I decided to announce my intention to avoid sex in a city of one-night-stands online, among friends, as a form of protest and self-affirmation.

My "celibacy project" was such news and mocking fodder for my friends, that it got me on the Tyra Banks Show, a TV show based in New York. Afterwards, the show invited me to write a weekly blog about my quest on the show’s Web site.

Reader comments made me realize I was no oddity. "OMG! Malena you and I have so much in common." I got that message, in one form or another, many times.

Taking Control

Many young women of color embrace celibacy to take control over their lives, to reassert our statistical chances of dodging infection.

Last year, when I proclaimed my celibacy project, I was turning 24 and figured I was truly lucky to be STD-free. I needed badly to ensure this record.

But I can’t say I’m still pushing the public celibacy program. These days, my private life is once again a bit more private.

But STDs, on the other hand, need to be talked about often and as openly as possible.

For black women that’s particularly true. We need to face the statistics, be passionate about our right to excellent health, ask many questions, and know our partners extremely well.

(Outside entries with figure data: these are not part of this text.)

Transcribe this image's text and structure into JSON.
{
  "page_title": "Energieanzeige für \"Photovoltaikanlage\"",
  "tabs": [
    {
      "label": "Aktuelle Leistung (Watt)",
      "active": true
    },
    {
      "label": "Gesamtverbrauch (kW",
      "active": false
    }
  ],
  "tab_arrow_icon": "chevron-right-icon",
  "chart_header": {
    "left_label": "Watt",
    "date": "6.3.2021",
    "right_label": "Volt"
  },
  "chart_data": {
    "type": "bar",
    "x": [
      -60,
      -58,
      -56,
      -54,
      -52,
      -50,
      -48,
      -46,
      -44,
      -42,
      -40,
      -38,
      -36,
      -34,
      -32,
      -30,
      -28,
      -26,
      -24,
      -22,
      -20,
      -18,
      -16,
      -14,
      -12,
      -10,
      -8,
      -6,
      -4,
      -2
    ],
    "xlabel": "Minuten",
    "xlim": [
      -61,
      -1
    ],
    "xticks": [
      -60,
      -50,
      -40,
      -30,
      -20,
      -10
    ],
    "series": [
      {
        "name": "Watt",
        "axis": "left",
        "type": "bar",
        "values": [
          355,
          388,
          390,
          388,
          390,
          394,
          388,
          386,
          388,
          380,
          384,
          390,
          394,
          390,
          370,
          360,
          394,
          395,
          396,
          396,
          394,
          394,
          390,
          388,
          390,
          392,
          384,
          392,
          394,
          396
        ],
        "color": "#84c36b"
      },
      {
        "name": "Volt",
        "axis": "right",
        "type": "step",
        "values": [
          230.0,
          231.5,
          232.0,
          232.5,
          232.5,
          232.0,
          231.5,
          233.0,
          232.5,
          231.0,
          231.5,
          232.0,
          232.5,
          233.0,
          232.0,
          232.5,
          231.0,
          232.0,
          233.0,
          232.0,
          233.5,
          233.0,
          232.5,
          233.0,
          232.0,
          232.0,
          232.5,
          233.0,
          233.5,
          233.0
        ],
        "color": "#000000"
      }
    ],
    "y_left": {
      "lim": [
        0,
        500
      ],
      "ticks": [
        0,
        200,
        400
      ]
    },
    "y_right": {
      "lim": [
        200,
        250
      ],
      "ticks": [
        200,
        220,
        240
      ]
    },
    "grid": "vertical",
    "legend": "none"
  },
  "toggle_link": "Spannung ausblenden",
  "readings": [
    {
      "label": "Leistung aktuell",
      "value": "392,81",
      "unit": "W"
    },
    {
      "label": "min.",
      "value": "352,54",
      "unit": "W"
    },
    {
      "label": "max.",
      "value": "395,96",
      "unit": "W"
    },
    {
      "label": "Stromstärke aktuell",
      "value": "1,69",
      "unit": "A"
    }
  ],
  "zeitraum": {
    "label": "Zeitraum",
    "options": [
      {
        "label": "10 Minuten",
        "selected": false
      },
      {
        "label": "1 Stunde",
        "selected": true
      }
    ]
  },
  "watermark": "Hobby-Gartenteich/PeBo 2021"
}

We also need to widen our social borders.

While button-down prevention promotes shrinking sexual networks and selecting one monogamous partner, for black women, that can pose some risks.

"If you’re a black woman and select a black man, then your probability of encountering genital herpes is 37 percent," says a New York health department director, Dr. Julia A. Schillinger. She was lead author of the city’s 2008 genital herpes survey that found half of black women in New York City herpes positive. On the other hand, a white woman sleeping with a white man has a 10 percent chance of contracting genital herpes.

Safety in Numbers

A tight-knit, at-risk social and sexual network can mean that when a disease is spread, it’s at once widespread.

In a 2003 HIV study conducted by the Centers for Disease Control, researchers asked HIV-positive or at-risk people in nine cities recruit friends in their social and sexual networks for testing.

Out of 814 recruits, 6 percent of them tested positive for HIV. That’s a rate way above the national average of less than half a percentage point for the 1999-2006 period.

In an article on teens and STDs for the Dallas Mornings News, health reporter Kai Wright quoted one AIDS activist as putting it this way: "the more sharks swimming in my section of the water, the more likely I am to get bitten."

"Shark" theories have emerged to explain why black teens have safer and more sober sex than any other demographic group yet still account for more than half of STD rates among teens.

Researchers are looking at how black teens’ disproportionately high rates of infection are connected to small, intimate, social networks.

Data continue to show that the size and cultural depth of a woman’s social network correlates to her STD risk.

So all of us should think this through and talk openly about strategies for keeping safe.

Talking to our prospective partners and other women is one way black women can slow down the course of infections that sometimes seem to be barreling headlong in our direction.

Let’s be purposeful about prevention and get the word out.

Malena Amusa is a reporter finishing a book about black women living in Delhi.